Cina, cybermatta ai lavori forzati

La donna credeva di poter pubblicare su Internet le sue critiche al regime, in particolare sul modo in cui vengono trattati coloro che protestano. Ha avuto il fatto suo
La donna credeva di poter pubblicare su Internet le sue critiche al regime, in particolare sul modo in cui vengono trattati coloro che protestano. Ha avuto il fatto suo


Pechino – 18 mesi ai lavori forzati, questa la condanna che qualche settimana fa, ma si è saputo solo adesso, è stata comminata ad una cittadina cinese che riteneva di poter contribuire al risveglio democratico del suo paese.

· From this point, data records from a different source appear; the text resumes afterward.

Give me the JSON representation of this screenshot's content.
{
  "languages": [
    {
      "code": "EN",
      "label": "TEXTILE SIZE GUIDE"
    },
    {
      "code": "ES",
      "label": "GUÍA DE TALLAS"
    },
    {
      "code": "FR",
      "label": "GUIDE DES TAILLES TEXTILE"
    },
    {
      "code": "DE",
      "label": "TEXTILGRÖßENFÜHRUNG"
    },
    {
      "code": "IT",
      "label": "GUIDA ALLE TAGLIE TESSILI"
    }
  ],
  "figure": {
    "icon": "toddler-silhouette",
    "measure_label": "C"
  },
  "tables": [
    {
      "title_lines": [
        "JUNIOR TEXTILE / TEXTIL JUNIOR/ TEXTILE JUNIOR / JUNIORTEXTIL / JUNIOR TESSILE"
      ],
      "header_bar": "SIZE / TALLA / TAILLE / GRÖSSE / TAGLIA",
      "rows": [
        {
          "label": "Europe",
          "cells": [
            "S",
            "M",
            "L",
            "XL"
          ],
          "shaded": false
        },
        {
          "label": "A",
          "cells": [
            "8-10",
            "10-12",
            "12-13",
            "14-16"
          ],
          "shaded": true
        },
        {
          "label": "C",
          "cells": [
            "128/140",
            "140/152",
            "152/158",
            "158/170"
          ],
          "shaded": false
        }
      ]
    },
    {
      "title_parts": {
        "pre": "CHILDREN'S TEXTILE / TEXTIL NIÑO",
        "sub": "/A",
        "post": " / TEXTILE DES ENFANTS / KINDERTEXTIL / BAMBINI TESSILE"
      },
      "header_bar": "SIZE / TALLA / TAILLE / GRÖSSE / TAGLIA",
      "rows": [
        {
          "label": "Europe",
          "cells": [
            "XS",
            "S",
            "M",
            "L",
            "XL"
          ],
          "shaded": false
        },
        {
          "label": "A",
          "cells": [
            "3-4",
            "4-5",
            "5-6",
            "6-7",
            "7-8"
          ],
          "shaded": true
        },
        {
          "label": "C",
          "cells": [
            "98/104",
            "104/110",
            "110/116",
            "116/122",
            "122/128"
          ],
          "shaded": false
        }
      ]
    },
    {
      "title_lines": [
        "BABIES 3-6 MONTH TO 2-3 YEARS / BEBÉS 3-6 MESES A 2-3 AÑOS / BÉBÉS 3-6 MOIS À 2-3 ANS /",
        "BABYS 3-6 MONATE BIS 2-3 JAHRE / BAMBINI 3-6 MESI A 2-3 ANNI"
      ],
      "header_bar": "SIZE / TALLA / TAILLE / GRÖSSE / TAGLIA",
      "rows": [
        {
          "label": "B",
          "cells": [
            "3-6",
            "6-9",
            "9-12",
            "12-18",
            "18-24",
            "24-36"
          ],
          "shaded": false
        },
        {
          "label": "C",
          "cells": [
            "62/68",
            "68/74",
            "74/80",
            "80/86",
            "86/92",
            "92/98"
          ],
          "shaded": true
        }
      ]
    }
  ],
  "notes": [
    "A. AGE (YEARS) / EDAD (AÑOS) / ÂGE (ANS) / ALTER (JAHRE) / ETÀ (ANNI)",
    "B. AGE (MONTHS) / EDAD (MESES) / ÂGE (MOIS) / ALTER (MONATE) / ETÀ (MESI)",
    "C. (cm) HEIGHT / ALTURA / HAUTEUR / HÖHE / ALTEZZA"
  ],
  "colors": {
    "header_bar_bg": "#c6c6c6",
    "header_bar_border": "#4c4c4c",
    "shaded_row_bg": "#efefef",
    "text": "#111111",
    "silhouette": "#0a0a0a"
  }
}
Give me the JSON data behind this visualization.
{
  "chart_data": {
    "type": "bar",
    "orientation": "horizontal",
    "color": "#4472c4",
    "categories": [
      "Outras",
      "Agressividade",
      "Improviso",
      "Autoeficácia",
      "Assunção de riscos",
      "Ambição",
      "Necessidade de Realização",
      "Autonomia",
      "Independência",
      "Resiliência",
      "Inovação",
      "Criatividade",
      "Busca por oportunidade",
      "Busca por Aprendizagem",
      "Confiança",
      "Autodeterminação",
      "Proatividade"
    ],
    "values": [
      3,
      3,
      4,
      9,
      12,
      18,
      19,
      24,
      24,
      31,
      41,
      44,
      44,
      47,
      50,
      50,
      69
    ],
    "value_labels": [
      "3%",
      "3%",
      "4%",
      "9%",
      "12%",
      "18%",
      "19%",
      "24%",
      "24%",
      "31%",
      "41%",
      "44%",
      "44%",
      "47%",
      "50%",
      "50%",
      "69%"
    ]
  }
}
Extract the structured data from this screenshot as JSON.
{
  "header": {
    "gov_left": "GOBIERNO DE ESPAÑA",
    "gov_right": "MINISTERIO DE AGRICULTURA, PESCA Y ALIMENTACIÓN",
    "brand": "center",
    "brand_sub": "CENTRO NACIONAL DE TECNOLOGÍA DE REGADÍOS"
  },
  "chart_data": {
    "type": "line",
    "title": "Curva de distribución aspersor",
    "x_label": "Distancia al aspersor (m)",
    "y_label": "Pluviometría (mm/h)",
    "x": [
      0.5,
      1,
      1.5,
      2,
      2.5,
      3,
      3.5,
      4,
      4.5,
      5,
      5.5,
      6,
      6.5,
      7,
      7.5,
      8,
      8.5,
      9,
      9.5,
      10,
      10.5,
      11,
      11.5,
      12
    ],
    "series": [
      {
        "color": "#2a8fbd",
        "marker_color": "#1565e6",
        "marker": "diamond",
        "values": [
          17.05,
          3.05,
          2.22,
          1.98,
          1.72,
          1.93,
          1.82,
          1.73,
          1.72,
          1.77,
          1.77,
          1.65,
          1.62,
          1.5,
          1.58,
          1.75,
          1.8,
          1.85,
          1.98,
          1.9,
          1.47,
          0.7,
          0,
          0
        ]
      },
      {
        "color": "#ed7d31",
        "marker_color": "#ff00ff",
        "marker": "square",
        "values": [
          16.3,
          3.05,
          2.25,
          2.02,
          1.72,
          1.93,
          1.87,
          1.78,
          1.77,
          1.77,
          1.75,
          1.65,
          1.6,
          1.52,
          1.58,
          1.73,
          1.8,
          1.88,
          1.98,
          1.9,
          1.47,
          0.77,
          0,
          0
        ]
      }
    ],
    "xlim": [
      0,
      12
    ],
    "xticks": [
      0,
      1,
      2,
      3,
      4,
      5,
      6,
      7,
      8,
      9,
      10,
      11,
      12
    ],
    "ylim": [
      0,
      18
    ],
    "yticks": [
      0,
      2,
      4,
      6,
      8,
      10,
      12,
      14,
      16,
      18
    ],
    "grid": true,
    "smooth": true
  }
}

A svegliarsi è stata lei, dovendo aprire gli occhi dinanzi alla brutalità della repressione censoria.

Ma Yalian è stata accusata di aver pubblicato una serie di libelli contro le autorità di Pechino sostenendo il diritto di coloro che protestano e chiedono il cambiamento, di farlo senza essere perseguiti per questo. “Un numero crescente di persone – hanno spiegato commentando il caso quelli del Centro diritti civili in Cina di New York – si rivolge al governo per criticare le ingiustizie sociali e l’illegalità e le autorità hanno ormai deciso per la linea dura”.

L’utilizzo di Internet per Ma, come per tanti altri dissidenti , consentiva di raggiungere un alto numero di concittadini: il proliferare di pagine personali, forum e altri luoghi di discussione online rappresenta da tempo uno dei più grossi problemi per il regime di Pechino, non nuovo alle censure contro una “eccessiva” libertà di espressione.

Ora Ma dovrà scontare un anno e mezzo di lavori forzati nei pressi di Shangai avendo sulle spalle una sentenza secondo cui la sua politica e la sua ideologia sono sbagliate e che, con la fatica e il lavoro, si può sperare che guarisca.

Secondo il Centro newyorkese, la polizia può decidere di inviare un cinese ai lavori forzati senza intervento dei giudici se la pena dura meno di tre anni.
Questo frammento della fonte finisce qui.